Shadows descend on the street, and the crowd thins. A few raindrops fall. "Let's cross over to Second now," Wink says, grabbing the collar of one of the Blue Man publicists. "But not in front of this truck."

The Blue Men approach the Orpheum, the theater where the area's other longtime crowd-pleaser, "Stomp," has been playing since 1994. "I don't want to plug 'Stomp,' but who cares? At this point, we're all in the same boat." Wink tells the Blue Men to stop in front of the marquee and raise their hands in, what, respect? "Say hello to our brothers in the Village."
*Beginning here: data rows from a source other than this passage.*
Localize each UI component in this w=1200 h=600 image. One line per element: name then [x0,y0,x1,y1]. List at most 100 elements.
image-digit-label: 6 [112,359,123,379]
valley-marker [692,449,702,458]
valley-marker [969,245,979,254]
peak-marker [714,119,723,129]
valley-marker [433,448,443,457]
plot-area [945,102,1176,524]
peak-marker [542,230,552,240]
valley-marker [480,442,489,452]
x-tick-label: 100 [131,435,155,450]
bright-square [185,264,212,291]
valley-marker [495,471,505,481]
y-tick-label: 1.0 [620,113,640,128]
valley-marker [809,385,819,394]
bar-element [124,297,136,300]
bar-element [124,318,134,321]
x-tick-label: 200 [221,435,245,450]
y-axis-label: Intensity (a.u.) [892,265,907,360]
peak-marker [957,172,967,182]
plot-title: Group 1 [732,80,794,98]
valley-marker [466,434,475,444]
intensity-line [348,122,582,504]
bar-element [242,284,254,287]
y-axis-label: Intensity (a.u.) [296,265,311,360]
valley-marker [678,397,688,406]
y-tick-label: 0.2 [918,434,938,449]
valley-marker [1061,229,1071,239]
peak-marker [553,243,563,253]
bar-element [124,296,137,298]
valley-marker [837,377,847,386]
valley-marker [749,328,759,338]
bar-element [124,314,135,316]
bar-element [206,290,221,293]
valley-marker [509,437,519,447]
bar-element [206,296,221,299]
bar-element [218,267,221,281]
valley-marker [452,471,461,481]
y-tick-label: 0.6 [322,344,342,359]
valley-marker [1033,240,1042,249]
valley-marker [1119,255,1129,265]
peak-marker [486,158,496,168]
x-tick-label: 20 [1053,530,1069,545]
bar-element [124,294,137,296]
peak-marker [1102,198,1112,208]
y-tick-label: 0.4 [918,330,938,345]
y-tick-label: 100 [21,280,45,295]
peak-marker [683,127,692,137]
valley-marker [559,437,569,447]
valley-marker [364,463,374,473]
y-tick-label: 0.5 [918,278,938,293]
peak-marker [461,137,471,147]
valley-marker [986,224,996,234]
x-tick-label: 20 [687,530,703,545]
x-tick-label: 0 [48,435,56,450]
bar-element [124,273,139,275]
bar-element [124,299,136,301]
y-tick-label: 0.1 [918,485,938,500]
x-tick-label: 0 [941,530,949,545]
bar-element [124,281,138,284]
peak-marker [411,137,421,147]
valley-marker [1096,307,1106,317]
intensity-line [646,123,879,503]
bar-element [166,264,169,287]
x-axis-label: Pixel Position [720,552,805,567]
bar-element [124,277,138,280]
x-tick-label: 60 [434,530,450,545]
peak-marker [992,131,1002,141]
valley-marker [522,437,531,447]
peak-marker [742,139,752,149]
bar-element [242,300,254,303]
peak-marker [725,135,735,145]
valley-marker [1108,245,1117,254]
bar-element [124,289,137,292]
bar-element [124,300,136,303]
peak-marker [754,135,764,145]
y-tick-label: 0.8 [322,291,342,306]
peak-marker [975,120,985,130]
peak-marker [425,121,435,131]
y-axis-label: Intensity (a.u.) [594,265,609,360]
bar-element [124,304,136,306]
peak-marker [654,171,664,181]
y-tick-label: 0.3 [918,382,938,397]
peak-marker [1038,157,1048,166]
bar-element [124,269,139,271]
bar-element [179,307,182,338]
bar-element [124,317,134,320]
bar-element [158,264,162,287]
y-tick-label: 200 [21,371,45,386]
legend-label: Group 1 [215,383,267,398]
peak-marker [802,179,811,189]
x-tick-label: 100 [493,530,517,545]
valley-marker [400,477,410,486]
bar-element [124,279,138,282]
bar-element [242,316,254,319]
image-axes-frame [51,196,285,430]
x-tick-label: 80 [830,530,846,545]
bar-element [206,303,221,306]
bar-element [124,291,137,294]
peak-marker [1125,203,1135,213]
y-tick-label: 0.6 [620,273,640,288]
The energy wanes after a stroll down Sixth Street, which features a bevy of Indian restaurants. Earlier, Wink had promised that the street "hasn't changed at all." But Indian Row is a bust; few people are eating, and even the musicians in the window of one joint are on a break. Wink admits the street has changed more than he thought -- but that's okay.

"For a tourist, the one good thing about the area now is that there aren't any drug dealers. . . . It's sort of a weird way of consoling oneself," he says. "I'm not saying it's better now, I'm not for yuppification of places, but it's a really safe place right now. You can walk around anytime."

Except if you're headed to Washington Square Park with three weary Blue Men and an entourage of about a half-dozen makeup people and publicists. Then that van comes in handy.

En route to the Greenwich Village park, about five blocks from St. Mark's, the trio banter among themselves ("You were amazing out there"), which is kind of creepy, since Blue Men don't talk. They just don't. But they've been on their feet for an hour, entertaining the masses for free, and are obviously happy to be using their voices instead of wide-eyed wonder to communicate.

At Washington Square, a cellist under the park's arch catches the attention of the Blue Men, whose musical instincts lead them over before Wink has a chance to tell them to do it. As the street musician performs, the three stand mesmerized, shtick-free at last.

The skies have cleared, casting a glow onto the park that would make Woody Allen cry. Students from nearby NYU, businessmen in suits cutting through the park and nannies pushing carriages pace about, anticipating a performance.

"We've done a couple of things outside of the theater, but we don't get out much," Wink says, eyeing the crowd. "The problem is, when we go out, people are always expecting a show." Sometimes, it's just not easy being Blue.